Rock Docs

film 4 of 5

Under Great White Northern Lights

Film Review by Dean Duncan Apr 17, 2014

Jack White comes off much better here than in that terrible triple guitar summit movie (Guggenheim, 2008; q.v.). It may be the setting: geological St. John’s, elemental Yellowknife (!), vivid town squares and old folks’ homes and such. (There’s even a bowling alley, which comes off as kind of precious, but still a good try.) The combination of this primordial geography and the pretty, small-scaled humanity that grows out of it—Canada!—leads to a more seemly rooting of the rock star stuff.

So this is good: celebrity, geographical vastness, eternal expanses and the communities that form in the face thereof, everything balanced and in its proper place. Under the Great Northern Lights is actually, fascinatingly like the NFB’s 1951 Elizabethan curio, Royal Journey . (It’s here: http://bit.ly/1MAD1D4). That milestone’s kind of colonialist, ultimately fetching regality is here replaced by these two young Americans, trying to be famous and sort of decent at the same time.

Mind you the film does lose track of its cross-Canada conceit, so that we only get the setting, or the interaction, in a glancing way. The White Stripes are always so noisily front and centre that the peripheries that they were trying to get to stay peripheral. Not such a sin, probably; youth, and the filmmakers need to sell the film. Plus, the band is interesting, and comes off pretty well. Jack is always singing at the breaking point, where chest and head voices come into conflict. It makes for a ragged, vivid, vulnerable sound.  And that Meg! Still waters?  Earth mother? A cipher? Maybe she’s a plain gal who got caught up in something, and tried to do her best. Pretty cool drumming!
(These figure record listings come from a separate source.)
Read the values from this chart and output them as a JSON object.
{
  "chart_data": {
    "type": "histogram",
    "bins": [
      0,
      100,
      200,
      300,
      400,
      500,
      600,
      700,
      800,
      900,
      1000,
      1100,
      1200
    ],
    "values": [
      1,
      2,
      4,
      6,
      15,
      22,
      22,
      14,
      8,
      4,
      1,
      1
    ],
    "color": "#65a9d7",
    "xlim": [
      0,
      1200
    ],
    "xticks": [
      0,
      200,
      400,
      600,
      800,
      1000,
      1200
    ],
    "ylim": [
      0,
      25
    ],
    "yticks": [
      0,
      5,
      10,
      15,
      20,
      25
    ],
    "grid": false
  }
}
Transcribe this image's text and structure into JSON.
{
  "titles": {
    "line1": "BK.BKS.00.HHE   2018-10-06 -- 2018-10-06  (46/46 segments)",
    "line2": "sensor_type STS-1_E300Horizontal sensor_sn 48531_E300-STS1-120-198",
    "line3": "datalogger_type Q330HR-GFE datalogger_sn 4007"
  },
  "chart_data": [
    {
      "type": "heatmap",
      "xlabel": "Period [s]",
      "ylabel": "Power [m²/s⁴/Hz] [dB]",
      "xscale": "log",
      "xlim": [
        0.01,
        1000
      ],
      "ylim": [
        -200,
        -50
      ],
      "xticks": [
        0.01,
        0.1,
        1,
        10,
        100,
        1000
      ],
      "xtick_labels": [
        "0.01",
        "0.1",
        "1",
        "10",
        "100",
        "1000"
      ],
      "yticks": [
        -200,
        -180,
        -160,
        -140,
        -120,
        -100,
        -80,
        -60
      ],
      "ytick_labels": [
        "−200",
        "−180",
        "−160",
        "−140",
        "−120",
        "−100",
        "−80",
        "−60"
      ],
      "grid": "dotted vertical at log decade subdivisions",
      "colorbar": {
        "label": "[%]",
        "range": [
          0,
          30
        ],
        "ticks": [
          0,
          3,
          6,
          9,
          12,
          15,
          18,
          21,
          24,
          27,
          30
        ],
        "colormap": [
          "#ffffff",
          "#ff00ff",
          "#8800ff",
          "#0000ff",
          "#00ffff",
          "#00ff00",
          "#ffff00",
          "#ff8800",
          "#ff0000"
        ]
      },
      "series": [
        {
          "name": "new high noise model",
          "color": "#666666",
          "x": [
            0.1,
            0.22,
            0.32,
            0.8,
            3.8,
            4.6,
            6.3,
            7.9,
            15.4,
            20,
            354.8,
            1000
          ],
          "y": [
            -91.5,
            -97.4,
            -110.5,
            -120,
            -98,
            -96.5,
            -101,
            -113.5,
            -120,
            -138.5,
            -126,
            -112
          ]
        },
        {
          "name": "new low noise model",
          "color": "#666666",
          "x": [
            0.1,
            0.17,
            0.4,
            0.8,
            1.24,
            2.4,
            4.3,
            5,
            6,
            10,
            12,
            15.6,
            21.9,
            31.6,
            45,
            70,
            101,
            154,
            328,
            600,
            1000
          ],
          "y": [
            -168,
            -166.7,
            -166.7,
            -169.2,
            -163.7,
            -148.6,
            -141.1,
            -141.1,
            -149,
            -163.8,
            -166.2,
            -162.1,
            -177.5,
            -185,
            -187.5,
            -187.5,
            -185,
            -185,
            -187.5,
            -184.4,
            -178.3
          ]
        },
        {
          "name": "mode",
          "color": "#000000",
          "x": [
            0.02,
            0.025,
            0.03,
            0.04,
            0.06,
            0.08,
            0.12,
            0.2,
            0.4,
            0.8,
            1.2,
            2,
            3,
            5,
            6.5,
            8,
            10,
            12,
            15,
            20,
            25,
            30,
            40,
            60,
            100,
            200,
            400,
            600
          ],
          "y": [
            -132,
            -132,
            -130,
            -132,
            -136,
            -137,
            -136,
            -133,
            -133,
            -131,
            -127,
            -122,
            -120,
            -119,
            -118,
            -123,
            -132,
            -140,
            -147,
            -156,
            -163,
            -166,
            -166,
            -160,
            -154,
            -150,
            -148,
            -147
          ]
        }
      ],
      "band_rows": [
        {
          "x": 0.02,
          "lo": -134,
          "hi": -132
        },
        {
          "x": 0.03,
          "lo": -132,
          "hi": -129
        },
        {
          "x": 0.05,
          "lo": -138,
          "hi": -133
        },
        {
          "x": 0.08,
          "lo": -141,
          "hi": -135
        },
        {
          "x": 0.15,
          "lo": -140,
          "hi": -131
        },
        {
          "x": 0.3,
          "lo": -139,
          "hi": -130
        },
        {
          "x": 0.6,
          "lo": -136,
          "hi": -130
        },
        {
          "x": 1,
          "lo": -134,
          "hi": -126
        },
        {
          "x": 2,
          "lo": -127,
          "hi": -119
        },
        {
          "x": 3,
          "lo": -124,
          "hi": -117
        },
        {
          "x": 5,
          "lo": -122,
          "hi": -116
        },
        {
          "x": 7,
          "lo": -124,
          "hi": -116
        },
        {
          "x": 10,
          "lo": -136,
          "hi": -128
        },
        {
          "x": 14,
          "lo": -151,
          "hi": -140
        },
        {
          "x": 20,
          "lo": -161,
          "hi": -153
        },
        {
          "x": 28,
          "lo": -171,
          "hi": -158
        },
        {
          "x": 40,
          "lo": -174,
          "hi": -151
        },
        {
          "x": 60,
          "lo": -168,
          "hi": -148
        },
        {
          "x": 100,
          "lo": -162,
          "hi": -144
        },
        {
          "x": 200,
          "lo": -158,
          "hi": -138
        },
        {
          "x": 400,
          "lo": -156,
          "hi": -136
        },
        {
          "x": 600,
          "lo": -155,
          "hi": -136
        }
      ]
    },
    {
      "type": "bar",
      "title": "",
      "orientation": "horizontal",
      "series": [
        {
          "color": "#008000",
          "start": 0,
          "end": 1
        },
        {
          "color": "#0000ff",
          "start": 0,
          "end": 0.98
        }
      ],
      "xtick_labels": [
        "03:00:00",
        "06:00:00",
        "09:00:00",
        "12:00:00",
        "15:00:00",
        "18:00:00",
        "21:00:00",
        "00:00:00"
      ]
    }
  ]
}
We also get some really clear, kind of uncomfortable illustrations of how the presence of the camera complicates and maybe invalidates things. We will now film Meg trying to take a nap. We will make Jack try to attend to his ex-wife (lots lying between those lines!), and to their various hosts, to the locals, and the camera crew, and the implied or anticipated or perceived audience, all at the same time! It’s the camera game—D.A. Pennebaker, in discussion with Alan Rosenthal, U of C Press 1972—like crazy. The very last sequence, in which Jack sits at the piano and plays, and Meg sits at the piano and cries, is actually kind of obscene. You can’t pretend that this is mere observational cinema. Jean Rouch (1961, etc., q.v.) had it right—either step up, establish what’s happening, interact and minister, or turn the damned camera off.